Kaan'ı kimin aradığına dair bir ihtimal aklımdan geçiyor ama, emin değilim. Kaan'a söylersem bir şey olur mu ki? Beni, onunla konuştuğum için suçlar mı?

"Ne demek istiyorsun?"

"Son zamanlarda etrafında tanıdığın erkek var mı?" Yüksek sesle konuşmasada sinirlendiğini anlamıştım. Derin bir nefes alıp ellerimi masanın üstüne koyarak gözlerimi koyu gözlere çevirdim.

"Aslında hem var hem yok. Şöyle ki hani Şila'yı dışarıya çıkarttığım gün bir adamı, benimle konuşuyor diye dövmüştün ya... "

Kaşları derinden çatılırken masanın üzerindeki elini yumuk yapmıştı. Buda demek oluyor ki hatırladı. "Ee sadete gel"

"İşte o yani Baran, Ateş'in arkadaşıymış-"

"Ne!" diye bağırarak sözümü kesince korkudan sırtım sandalyeye yapışmıştı. O nasıl bağırmaktır arkadaş! Bizimkide kalp yani!

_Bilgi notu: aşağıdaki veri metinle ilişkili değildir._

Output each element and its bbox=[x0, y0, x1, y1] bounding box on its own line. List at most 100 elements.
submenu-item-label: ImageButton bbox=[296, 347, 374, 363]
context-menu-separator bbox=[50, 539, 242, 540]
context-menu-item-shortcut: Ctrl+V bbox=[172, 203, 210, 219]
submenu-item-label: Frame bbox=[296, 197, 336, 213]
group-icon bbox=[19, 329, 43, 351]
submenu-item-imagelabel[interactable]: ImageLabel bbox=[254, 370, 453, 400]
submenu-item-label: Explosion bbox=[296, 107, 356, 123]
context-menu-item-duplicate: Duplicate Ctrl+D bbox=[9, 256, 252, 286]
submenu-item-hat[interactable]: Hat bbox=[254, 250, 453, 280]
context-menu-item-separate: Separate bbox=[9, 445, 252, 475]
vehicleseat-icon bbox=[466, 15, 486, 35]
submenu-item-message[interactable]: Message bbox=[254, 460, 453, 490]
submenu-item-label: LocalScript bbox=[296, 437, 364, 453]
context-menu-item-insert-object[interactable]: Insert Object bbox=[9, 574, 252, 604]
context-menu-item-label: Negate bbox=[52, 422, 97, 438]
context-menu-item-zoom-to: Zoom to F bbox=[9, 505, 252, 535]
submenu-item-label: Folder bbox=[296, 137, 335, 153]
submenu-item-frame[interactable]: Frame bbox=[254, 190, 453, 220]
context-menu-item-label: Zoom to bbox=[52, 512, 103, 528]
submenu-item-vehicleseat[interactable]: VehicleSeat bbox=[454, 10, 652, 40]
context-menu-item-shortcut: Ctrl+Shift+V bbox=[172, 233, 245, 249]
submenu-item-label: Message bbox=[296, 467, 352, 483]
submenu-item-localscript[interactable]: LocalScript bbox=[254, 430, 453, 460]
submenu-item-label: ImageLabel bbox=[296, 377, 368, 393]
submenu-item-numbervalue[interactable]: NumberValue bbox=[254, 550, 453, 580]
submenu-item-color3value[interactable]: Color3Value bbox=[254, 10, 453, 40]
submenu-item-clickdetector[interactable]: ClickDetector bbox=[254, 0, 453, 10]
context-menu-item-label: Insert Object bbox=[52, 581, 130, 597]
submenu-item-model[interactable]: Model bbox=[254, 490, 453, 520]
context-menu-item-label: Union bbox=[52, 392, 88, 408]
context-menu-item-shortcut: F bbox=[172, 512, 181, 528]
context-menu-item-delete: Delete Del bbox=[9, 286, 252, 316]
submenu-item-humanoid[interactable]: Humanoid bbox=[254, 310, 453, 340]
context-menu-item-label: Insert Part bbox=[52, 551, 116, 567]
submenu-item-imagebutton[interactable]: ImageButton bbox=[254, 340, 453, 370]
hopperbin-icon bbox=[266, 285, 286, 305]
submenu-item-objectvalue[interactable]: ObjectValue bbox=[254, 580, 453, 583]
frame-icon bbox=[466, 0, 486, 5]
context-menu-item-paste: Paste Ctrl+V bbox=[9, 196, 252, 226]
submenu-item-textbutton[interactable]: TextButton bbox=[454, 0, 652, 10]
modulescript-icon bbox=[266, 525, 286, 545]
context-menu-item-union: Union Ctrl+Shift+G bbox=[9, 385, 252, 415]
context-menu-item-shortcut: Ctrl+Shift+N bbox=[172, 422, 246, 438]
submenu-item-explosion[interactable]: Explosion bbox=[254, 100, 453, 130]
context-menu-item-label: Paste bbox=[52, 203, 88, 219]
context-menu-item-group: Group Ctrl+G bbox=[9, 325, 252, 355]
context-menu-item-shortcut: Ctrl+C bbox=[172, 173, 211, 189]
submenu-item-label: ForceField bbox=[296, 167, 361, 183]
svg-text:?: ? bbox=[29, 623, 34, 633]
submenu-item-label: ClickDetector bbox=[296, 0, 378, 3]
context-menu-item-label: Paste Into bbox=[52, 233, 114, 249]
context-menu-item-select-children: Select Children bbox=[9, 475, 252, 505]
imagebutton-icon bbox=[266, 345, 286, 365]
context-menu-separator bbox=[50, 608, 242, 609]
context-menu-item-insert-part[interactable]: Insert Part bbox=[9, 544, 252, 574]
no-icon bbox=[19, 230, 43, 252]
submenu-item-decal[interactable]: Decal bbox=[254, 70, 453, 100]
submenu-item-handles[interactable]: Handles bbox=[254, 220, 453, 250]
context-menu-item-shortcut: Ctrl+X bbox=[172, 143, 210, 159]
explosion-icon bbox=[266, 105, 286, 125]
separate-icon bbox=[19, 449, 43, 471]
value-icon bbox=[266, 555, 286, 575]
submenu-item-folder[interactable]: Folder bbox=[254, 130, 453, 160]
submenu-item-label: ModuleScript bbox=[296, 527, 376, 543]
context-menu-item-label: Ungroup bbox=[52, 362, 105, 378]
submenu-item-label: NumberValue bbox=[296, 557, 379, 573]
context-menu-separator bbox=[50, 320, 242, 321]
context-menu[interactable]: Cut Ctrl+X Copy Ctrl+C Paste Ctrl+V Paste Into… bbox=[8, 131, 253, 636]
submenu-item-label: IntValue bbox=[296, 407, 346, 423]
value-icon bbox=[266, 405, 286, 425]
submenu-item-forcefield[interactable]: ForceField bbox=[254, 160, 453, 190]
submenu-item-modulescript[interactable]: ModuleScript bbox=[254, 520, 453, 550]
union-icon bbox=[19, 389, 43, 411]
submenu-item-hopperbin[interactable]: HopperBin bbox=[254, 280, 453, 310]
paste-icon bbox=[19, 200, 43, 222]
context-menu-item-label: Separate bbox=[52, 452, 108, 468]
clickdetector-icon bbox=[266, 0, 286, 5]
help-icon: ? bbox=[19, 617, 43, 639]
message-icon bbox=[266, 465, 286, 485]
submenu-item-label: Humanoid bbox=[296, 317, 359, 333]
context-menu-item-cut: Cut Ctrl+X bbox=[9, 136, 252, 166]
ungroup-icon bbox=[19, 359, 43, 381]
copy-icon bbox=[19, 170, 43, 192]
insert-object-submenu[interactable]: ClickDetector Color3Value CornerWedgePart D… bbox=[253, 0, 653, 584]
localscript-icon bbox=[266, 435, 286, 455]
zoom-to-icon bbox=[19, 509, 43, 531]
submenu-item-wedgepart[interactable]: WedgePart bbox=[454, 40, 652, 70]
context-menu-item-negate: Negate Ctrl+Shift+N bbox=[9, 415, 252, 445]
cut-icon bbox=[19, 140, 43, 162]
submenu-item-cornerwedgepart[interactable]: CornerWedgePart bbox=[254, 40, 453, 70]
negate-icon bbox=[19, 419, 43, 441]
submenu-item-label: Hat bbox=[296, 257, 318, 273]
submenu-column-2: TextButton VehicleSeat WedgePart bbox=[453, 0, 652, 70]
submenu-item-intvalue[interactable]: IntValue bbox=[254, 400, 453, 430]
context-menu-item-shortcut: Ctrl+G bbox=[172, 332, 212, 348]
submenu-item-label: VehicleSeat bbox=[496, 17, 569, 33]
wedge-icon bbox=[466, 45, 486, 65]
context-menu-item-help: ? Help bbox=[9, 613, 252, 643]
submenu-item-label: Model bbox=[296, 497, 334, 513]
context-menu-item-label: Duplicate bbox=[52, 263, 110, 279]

"O şerefsiz o şerefsizin arkadaşımıymış!" diye inanamayarak konuştuğunda hızla kafamı aşağı yukarı sallayıp onayladım. Korkudan ölecektim.

"Ulan sarı ulan sarı, Niye zamanında söylemiyorsun" derken cebinden telefonu çıkartıp bir şeyler yaparken benim suratım asılmıştı. Sanki aklıma mı geldi? Hem sarı ne be? Iykkkk

"Alo Emre. Ateş'in arkadaşı Baran diye birisi varmış onu araştır. Birde geçenlerde sana verdiğim numaranın kime ait olduğunu bul"

Kafasını sallayıp bir şeyler daha diyerek kapatması bir olmuştu. "Bu huyundan nefret ediyorum. Hiç bir şeyi zamanında anlatmıyorsun!" deyip kızgın bakan gözlerini gözlerime çevirince, kolumu göğsümde bağlayıp kafamı eğdim.

Sanki bilerek yaptım. Unutmuştum işte. Niye bu kadar üstüme gelip beni üzüyor ki? "Yüzüme bak!" dediğinde omuz silkip bakmadım.

"Niye? Kızgın bakan gözlerine mahkum kalmak için mi?" diye mırıldandığımda bu halime kanmayan sesine göz devirmemek için kendimi zor tutuyordum.